Along with their service to hearing-impaired attendees, signers Steiner and Derissaint contributed artistically, as they synchronized their intrinsically expressive gestures with the music and, when they both signed, with each other. In a song about the beauty of nature, Derissaint's particularly graceful use of her arms and fingers were a moving complement to Thorson's ever-vibrant delivery. Derissaint also signed an ASL poem, for which (as is reportedly traditional) no spoken or printed translation was given. Schuller played quietly during the poem, providing some aural interpretation of her gestures.
The concert closed with My Favorite Things by Rodgers and Hammerstein, with some of additional lyrics about Thorson's favorite things. Over a vamp, Lombardi described Ostrovsky's completed painting, which depicted the musicians and a signer plus an imaginary woman crouched in front of them, intently taking in the performance.
JazzArtSigns Strengths and Challenges
Jazz, as an improvisational performing art with a tradition of musical and cultural synthesis, is a natural for a multi-sensory approach. As it successfully incorporates on-the-spot visual artistry into a jazz performance, JazzArtSigns ingeniously uses aspects of the multi-sensory creation in its array of accessibility aids. The JazzArtSigns performers and production people demonstrated flexibility, intercommunication, and cooperation in putting on a compelling show.
The abundance of channels for experiencing the performance can be a little disconcerting, leaving an audience member (at least, one fortunate to possess full hearing and sight) wondering what to pay attention to at any particular moment. Captioning, for example, can help a listener catch fast-paced lyrics. It can also divert attention from the artistic import of the show toward, say, guessing how the captioner was utilizing speech-recognition software.
It's clear that JazzArtSigns was conceived with the expectation that many audience members will experience the performance in unfamiliar and perhaps challenging ways. In an article published by VSA Arts in 2002, Thorson is quoted as saying that there's an "element of uncertainty" in JazzArtSigns that may require an audience member to choose among different means of experiencing the show at a given moment. She explained that requiring those moment-to-moment choices helps make the improvisation on stage accessible to the audience by involving them in it.
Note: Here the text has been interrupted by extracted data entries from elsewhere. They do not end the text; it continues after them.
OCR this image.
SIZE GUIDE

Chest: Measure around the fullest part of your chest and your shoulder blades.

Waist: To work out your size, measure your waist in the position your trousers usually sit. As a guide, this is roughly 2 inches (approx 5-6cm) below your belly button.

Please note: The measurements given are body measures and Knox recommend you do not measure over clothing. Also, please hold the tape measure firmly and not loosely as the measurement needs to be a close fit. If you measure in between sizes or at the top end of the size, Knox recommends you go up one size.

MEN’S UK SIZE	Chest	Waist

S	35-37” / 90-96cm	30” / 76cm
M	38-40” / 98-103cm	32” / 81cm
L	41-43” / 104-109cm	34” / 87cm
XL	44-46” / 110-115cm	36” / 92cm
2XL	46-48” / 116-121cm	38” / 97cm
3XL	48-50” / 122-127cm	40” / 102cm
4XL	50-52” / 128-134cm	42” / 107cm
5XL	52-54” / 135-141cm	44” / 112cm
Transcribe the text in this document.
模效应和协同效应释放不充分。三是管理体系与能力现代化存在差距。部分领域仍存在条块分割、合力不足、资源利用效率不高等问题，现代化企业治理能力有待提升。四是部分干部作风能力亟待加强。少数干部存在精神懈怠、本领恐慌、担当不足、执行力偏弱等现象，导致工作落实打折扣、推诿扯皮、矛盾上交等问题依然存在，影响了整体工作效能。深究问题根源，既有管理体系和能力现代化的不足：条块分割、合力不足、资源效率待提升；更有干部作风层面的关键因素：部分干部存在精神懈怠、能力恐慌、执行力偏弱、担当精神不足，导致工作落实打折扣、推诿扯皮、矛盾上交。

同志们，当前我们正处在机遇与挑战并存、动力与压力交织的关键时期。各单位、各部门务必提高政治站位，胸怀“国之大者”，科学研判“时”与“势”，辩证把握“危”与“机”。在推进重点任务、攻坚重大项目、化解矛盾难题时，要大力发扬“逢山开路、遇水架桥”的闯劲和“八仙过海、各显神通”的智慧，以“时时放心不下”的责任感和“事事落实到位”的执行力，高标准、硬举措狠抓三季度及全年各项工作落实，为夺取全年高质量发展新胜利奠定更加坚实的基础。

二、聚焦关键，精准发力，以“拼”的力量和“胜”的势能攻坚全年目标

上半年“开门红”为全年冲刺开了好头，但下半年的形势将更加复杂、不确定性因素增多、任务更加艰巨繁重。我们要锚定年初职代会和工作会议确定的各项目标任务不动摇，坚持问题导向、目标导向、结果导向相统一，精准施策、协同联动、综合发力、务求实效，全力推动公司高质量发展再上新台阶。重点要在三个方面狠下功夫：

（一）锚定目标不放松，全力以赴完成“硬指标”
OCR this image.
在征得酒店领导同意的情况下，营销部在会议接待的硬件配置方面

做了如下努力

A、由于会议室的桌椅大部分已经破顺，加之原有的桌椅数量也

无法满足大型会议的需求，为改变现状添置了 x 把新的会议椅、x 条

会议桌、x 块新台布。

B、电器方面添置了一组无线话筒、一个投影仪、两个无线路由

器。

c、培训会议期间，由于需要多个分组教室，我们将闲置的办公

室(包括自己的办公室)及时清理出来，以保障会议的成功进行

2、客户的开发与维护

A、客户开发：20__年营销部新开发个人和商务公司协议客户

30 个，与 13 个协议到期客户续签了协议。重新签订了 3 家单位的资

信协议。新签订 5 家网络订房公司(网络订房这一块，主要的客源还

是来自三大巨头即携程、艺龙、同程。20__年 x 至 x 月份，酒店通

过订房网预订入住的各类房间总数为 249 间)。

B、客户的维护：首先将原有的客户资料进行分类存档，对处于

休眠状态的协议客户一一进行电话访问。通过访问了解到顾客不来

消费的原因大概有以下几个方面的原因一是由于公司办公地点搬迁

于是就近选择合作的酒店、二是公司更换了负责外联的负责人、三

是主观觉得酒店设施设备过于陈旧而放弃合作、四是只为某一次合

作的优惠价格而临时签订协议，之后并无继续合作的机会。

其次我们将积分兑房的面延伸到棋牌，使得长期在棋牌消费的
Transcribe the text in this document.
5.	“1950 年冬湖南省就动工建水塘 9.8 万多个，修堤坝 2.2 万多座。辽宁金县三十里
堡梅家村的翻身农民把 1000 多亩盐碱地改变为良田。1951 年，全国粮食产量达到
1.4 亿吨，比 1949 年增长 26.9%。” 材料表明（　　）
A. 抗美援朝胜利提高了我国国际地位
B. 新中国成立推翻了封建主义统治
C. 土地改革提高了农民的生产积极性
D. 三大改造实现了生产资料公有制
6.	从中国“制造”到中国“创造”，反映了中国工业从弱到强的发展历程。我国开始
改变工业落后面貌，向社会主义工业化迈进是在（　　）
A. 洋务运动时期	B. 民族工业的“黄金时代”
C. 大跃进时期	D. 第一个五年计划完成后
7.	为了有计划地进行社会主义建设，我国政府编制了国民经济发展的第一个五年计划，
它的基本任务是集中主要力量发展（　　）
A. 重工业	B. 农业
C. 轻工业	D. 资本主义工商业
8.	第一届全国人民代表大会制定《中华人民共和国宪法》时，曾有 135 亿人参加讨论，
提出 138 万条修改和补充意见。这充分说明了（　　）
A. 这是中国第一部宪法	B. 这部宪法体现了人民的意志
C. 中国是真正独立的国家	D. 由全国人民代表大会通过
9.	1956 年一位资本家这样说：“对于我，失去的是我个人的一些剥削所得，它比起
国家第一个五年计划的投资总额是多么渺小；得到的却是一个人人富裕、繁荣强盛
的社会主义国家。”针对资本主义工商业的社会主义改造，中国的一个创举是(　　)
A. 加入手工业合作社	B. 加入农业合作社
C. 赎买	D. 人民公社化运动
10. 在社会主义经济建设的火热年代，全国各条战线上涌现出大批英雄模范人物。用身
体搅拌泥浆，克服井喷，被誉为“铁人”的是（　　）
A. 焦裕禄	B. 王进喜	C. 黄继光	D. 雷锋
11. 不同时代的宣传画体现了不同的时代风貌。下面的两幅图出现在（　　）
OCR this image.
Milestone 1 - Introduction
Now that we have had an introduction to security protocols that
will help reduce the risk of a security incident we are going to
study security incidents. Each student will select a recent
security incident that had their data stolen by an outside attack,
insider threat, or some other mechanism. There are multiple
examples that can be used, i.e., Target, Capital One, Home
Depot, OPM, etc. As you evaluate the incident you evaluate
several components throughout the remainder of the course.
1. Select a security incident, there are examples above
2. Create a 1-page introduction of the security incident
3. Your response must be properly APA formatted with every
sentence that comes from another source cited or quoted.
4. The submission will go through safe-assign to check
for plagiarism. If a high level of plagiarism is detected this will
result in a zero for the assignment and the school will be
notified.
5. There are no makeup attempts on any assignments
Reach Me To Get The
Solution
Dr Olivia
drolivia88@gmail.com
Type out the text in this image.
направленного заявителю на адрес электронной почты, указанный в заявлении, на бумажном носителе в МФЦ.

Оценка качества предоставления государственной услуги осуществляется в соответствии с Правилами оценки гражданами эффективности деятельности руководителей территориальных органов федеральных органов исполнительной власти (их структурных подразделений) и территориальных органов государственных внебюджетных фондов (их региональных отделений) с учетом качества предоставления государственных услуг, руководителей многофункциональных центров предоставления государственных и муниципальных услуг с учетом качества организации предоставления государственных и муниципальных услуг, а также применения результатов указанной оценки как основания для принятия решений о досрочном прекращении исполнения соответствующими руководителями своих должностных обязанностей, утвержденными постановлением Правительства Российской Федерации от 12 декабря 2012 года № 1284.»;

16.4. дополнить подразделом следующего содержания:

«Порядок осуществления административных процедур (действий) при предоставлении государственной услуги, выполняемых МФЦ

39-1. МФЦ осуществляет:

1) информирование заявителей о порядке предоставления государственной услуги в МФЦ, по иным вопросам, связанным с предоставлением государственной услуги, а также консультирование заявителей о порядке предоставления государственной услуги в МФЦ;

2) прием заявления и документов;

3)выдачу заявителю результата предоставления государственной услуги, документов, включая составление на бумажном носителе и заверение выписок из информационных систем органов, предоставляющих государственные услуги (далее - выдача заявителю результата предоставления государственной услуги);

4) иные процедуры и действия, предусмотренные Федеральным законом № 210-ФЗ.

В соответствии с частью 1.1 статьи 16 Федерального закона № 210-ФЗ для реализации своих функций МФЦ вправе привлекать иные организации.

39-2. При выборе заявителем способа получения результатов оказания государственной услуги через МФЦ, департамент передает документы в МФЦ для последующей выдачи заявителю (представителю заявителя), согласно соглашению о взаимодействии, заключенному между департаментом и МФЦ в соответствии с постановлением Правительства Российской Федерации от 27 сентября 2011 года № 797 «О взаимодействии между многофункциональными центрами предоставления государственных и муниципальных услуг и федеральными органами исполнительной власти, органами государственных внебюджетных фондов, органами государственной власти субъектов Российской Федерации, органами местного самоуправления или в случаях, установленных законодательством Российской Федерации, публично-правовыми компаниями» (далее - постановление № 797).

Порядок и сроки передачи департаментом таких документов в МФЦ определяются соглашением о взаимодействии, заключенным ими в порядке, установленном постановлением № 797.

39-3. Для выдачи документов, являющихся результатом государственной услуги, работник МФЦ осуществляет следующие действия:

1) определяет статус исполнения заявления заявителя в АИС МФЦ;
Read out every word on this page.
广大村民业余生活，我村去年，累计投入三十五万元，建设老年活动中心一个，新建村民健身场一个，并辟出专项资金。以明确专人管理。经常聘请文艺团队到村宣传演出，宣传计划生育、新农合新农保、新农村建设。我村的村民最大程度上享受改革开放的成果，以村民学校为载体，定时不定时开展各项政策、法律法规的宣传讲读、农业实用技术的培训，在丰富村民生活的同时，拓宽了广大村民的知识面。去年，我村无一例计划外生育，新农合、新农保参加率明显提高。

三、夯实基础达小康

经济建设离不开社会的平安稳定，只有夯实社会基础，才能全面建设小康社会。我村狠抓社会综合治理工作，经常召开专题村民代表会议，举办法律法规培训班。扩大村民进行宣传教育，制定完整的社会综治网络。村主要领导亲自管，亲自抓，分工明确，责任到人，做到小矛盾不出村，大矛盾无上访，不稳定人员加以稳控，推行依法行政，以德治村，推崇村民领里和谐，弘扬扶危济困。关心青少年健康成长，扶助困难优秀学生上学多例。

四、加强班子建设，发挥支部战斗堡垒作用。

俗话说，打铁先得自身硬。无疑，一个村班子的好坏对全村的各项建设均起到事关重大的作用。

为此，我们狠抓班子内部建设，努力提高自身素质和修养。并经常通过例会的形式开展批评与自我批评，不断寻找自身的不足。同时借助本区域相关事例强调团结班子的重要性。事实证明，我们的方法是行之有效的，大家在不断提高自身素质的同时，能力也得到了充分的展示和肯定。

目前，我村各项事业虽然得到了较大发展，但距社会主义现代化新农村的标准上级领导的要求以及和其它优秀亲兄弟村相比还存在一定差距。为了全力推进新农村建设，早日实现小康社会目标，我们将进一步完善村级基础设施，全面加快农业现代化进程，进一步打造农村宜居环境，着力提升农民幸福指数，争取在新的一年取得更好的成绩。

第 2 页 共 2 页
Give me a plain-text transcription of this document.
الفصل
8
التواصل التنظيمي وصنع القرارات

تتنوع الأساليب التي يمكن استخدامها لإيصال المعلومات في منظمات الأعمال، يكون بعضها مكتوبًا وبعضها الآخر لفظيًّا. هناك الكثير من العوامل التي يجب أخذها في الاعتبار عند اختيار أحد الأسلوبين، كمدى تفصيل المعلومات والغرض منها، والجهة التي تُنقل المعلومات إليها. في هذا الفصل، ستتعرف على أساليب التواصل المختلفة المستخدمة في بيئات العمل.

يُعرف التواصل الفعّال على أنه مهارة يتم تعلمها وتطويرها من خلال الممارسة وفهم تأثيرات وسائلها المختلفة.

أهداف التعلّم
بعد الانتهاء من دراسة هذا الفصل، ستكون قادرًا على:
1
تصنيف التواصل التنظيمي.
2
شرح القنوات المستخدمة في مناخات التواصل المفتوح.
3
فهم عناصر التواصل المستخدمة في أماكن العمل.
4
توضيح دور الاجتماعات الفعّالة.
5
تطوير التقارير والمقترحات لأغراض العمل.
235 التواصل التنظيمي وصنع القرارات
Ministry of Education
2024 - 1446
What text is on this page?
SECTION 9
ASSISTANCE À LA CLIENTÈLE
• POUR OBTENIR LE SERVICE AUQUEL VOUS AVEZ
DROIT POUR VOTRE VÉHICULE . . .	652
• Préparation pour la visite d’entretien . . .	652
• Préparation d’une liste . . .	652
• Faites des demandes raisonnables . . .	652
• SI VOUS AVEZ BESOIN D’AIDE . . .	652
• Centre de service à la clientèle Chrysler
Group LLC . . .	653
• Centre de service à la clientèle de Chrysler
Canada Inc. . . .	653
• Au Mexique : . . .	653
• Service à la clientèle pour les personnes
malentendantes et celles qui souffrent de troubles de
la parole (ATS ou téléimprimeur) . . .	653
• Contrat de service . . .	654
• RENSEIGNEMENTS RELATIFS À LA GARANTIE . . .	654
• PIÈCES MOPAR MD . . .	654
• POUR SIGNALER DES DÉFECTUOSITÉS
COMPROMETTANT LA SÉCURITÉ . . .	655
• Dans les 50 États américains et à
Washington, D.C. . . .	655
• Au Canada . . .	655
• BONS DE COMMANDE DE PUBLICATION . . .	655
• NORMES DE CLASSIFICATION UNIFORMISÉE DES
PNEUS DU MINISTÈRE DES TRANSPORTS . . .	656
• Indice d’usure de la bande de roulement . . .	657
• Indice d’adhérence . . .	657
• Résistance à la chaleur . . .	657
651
While newer and remodeled halls and clubs make live jazz accessible to disabled performers and audience members, many jazz venues remain poorly accessible, and the use of signing and captioning for jazz shows is too rare. Appreciating the expense and other challenges of creation and production, one hopes for many more presentations of JazzArtSigns and other jazz performances that integrate artistry and accessibility.